Document ASAP after medication is given. Clients full name and DOB, name of medication fully written out, time, dosage, route, and frequency of administration, allergies, and injection sites
Discuss principles of medication administration, including an understanding of medication orders, importance of accurate drug dosage calculations, and medication safety measures.

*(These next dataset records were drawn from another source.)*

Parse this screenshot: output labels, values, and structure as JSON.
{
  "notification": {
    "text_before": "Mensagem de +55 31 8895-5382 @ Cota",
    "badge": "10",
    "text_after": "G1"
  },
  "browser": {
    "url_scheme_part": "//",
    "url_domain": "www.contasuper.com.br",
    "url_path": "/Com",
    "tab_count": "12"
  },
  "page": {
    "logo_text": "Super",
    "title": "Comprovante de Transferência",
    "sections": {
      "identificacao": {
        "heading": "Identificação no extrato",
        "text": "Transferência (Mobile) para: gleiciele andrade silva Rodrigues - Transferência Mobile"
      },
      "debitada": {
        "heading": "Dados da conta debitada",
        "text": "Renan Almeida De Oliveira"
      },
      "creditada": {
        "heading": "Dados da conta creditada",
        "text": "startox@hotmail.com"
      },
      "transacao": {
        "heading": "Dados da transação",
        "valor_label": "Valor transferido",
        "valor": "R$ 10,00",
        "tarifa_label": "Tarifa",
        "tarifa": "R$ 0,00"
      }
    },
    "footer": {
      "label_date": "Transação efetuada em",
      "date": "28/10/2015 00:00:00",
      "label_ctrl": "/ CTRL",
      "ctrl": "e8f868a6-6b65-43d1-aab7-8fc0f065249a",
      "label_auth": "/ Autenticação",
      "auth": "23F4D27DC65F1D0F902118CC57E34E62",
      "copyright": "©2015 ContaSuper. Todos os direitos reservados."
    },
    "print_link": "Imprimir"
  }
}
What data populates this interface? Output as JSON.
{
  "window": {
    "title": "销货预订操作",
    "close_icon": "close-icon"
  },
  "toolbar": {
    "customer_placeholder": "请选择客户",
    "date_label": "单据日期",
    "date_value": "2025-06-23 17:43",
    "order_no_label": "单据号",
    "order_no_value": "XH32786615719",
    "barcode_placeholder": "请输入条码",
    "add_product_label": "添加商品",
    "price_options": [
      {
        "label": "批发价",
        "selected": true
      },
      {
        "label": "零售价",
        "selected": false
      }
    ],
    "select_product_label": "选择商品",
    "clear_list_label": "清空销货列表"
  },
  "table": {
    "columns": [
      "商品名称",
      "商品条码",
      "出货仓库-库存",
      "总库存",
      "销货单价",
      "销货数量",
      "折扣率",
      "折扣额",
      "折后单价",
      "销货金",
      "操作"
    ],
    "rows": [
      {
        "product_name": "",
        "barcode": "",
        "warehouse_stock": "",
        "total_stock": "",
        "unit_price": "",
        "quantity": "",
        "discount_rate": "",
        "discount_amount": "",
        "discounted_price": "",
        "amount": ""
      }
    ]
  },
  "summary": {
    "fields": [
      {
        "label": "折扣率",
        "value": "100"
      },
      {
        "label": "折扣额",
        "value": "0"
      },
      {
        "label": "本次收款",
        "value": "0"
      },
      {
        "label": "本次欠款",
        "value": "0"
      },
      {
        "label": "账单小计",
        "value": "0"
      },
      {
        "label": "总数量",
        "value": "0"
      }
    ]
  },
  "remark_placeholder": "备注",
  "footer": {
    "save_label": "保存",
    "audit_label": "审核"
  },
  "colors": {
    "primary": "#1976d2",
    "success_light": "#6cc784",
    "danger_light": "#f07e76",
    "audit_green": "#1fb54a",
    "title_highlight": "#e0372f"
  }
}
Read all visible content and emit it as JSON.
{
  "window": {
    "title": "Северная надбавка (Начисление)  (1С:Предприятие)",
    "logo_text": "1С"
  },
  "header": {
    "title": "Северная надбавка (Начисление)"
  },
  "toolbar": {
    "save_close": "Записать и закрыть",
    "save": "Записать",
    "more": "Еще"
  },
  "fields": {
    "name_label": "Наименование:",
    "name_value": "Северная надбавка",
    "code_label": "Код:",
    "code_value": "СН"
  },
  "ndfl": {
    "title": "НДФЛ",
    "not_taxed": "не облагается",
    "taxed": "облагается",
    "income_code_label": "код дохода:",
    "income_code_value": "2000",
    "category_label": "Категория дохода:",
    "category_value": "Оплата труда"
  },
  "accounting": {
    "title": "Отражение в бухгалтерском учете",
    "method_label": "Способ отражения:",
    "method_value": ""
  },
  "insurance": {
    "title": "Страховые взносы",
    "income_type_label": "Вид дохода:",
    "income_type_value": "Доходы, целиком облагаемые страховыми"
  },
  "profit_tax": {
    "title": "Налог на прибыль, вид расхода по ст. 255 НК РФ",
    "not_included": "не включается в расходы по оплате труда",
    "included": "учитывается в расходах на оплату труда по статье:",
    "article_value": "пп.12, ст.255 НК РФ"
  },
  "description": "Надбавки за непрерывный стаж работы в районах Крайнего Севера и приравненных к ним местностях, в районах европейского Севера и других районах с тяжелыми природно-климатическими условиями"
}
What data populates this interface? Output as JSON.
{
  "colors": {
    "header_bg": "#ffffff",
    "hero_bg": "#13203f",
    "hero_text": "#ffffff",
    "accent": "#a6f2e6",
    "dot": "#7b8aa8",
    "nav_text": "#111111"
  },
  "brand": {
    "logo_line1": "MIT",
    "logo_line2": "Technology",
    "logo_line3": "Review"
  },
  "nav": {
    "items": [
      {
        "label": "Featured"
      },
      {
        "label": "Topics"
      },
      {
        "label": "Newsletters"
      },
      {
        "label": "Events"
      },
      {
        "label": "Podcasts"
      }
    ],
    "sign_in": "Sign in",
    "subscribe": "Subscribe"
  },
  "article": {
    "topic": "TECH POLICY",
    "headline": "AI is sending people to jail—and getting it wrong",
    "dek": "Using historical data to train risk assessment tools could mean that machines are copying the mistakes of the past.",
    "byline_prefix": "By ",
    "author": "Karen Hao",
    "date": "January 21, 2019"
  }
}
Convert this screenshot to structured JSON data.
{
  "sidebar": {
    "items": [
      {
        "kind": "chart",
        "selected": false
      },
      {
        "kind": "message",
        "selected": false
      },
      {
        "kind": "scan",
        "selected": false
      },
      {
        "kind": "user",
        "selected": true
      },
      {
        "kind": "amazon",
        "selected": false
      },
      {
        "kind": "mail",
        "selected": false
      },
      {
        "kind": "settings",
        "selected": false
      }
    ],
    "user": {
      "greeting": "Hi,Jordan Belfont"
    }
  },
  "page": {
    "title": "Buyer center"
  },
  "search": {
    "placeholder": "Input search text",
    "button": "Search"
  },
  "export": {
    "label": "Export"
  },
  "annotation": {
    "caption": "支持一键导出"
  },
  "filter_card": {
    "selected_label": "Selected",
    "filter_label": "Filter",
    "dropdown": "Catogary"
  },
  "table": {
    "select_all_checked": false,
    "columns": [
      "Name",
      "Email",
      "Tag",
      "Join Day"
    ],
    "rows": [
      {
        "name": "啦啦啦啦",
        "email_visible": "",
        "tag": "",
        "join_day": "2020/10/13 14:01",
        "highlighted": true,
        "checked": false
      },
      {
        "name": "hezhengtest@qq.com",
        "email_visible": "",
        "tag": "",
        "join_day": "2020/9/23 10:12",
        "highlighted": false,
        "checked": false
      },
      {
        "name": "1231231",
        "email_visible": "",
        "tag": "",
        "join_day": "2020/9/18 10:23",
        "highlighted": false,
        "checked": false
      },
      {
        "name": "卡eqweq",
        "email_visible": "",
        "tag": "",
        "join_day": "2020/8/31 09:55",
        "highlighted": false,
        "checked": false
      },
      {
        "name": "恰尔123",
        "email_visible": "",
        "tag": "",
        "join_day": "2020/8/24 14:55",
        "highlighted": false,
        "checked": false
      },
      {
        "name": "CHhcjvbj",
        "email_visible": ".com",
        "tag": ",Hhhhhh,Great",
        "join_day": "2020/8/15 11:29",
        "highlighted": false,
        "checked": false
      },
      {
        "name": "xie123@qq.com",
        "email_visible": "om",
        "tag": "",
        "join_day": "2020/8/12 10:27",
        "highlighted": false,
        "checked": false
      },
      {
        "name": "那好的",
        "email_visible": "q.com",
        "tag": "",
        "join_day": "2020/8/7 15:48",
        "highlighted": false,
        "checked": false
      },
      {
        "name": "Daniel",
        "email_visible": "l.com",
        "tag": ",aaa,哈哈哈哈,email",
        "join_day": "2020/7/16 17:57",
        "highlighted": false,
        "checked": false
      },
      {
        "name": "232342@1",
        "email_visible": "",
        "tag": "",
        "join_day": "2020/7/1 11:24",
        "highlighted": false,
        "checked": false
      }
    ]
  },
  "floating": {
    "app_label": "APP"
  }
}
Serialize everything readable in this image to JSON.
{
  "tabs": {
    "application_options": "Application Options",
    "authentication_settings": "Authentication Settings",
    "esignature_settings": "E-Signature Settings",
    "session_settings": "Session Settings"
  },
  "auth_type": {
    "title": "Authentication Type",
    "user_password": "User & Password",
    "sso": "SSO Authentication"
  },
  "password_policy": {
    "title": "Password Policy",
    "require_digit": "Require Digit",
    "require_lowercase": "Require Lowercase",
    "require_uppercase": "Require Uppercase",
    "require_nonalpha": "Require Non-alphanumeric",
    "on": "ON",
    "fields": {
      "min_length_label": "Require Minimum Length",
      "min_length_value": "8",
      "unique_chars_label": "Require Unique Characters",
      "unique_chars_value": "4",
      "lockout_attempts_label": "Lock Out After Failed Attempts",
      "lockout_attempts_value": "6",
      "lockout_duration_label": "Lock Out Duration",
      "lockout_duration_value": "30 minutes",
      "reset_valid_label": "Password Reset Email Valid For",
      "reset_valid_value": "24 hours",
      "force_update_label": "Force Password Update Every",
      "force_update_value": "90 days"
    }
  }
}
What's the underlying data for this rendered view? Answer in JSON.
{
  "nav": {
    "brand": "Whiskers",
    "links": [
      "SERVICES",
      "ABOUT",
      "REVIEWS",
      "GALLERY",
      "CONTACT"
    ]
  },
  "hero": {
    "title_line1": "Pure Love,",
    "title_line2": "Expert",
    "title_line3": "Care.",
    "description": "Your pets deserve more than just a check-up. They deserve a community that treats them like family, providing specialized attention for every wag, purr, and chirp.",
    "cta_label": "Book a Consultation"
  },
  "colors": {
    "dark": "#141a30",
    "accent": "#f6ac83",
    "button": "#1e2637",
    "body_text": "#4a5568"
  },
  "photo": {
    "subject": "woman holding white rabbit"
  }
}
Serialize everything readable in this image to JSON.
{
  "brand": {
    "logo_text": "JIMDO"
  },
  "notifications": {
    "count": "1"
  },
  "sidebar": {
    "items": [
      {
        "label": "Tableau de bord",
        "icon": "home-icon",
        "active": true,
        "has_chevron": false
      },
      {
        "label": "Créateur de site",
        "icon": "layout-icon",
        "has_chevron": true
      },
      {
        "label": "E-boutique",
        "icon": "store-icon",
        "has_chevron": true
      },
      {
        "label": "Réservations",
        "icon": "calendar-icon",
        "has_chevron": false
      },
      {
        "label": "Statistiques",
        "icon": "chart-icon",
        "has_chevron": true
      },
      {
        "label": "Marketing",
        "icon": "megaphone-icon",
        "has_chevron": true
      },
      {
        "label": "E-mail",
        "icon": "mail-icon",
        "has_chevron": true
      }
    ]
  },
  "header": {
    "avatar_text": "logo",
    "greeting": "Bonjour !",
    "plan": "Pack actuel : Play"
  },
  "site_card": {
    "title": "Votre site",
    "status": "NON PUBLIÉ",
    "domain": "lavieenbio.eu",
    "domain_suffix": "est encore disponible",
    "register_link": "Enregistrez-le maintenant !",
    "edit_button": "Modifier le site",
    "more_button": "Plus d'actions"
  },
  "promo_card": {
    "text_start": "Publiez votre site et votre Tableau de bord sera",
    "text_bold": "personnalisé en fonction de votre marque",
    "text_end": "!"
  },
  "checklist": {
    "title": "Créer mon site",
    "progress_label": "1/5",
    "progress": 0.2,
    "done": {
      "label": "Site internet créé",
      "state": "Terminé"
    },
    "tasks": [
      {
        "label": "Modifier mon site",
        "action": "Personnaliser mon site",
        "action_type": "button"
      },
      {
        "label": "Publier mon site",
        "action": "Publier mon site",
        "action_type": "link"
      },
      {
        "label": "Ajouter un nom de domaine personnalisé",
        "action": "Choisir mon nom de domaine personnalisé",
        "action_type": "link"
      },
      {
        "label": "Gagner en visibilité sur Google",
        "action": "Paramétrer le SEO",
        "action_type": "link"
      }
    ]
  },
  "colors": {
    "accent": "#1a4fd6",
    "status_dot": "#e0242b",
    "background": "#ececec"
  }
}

Medication order: Clients name, date and time order is written, name of medication to be administered, dosage of medication, route to be administered, frequency of administration, signature of person writing the order
Medication safety measures: good communication between systems, 6 rights of administration, clarify unclear orders, have knowledge of each medication prior to administration, culture of safety
Importance of drug dosage: the correct dose is necessary because too little of a dose will not help the patient and too large of a dose can kill a patient.
Identify factors that affect safety in a person’s environment.
Developmental level, lifestyle, mobility, sensory perception, knowledge level, communication ability, physical health state, psychosocial state, defective equipment
Identify clients at risk for injury.
65+ years, fall history, impaired vision or sense of balance, altered gait/posture, taking diuretics or sedatives, postural hypotension
Describe nursing interventions to prevent injury to clients in healthcare settings.
Orient patient to the room, verify identify before medications and procedures, answer call lights promptly, hourly rounds
Explain how the National Patient Safety Goals promote client safety in healthcare settings.
Identify patients correctly, improve staff communication, use medicines safely, use alarms safely, prevent infection, identify patient safety risks, prevent mistakes in surgery. They promote client safety with the one goal of trying to eliminate mistakes that can lead to patient harm.
Discuss the documentation and safety checks associated with using wrist restraints.
Document date and time restraints applied, type of restraint alternatives used, notify clients family and physician. Assess for skin tears, abrasions and bruises every hour. Assess for paleness, coolness, decreased sensation, tingling, numbness, or pain inextremity
Identify alternatives to using restraints.
Bed and chair alarms, rule out agitation, involve family in care, reduce stimulation and noise/light, distract and redirect, use calm voice, simple and clear explanations/directions, night light, allow restless clients to walk, low height beds, floor mats, move room closer to nurses station.
Evaluate the effectiveness of safety interventions.
Incident report filled out when accident or incident that compromises safety happens, completed immediately after incident, do not mention report in nursing notes, notify PCP and nursing supervisor
Explore resources for developing and evaluating an emergency management plan.
National Disaster Medical System, Federal Emergency Management Agency, Centers for Disease Control & Prevention, TJC, American Red Cross, Department of Homeland Security
Discuss the importance of safe client handling and movement techniques and equipment when positioning, moving, lifting, and ambulating clients.
Use proper body alignment or posture, balance, coordinated body movement, and postural reflexes, This will help to not harm your back in the movement of patients.
Identify factors that reduce the incidence of healthcare-associated infection.
Hand hygiene, following infection control policies, sterile technique during catheter insertions, catheter care every shift for indwelling catheters, asepsis when working with central, PICC, peripheral IVs, inserting IVs, and giving injectons
Describe strategies for implementing CDC guidelines for standard and transmission-based precautions when caring for patients.
Implementation will come with enforcing the policies the facility has set. Following the protocol with help with early detection of what precaution to use for each patient and that will help to eliminate healthcare associated infections.
Summarize the physiology of comfort.
Relief of pain. Pain is the unpleasant sensory and emotional experiences associated with actual or potential tissue damage or described in terms of such damage. Pain is whatever the experiencing person says it is.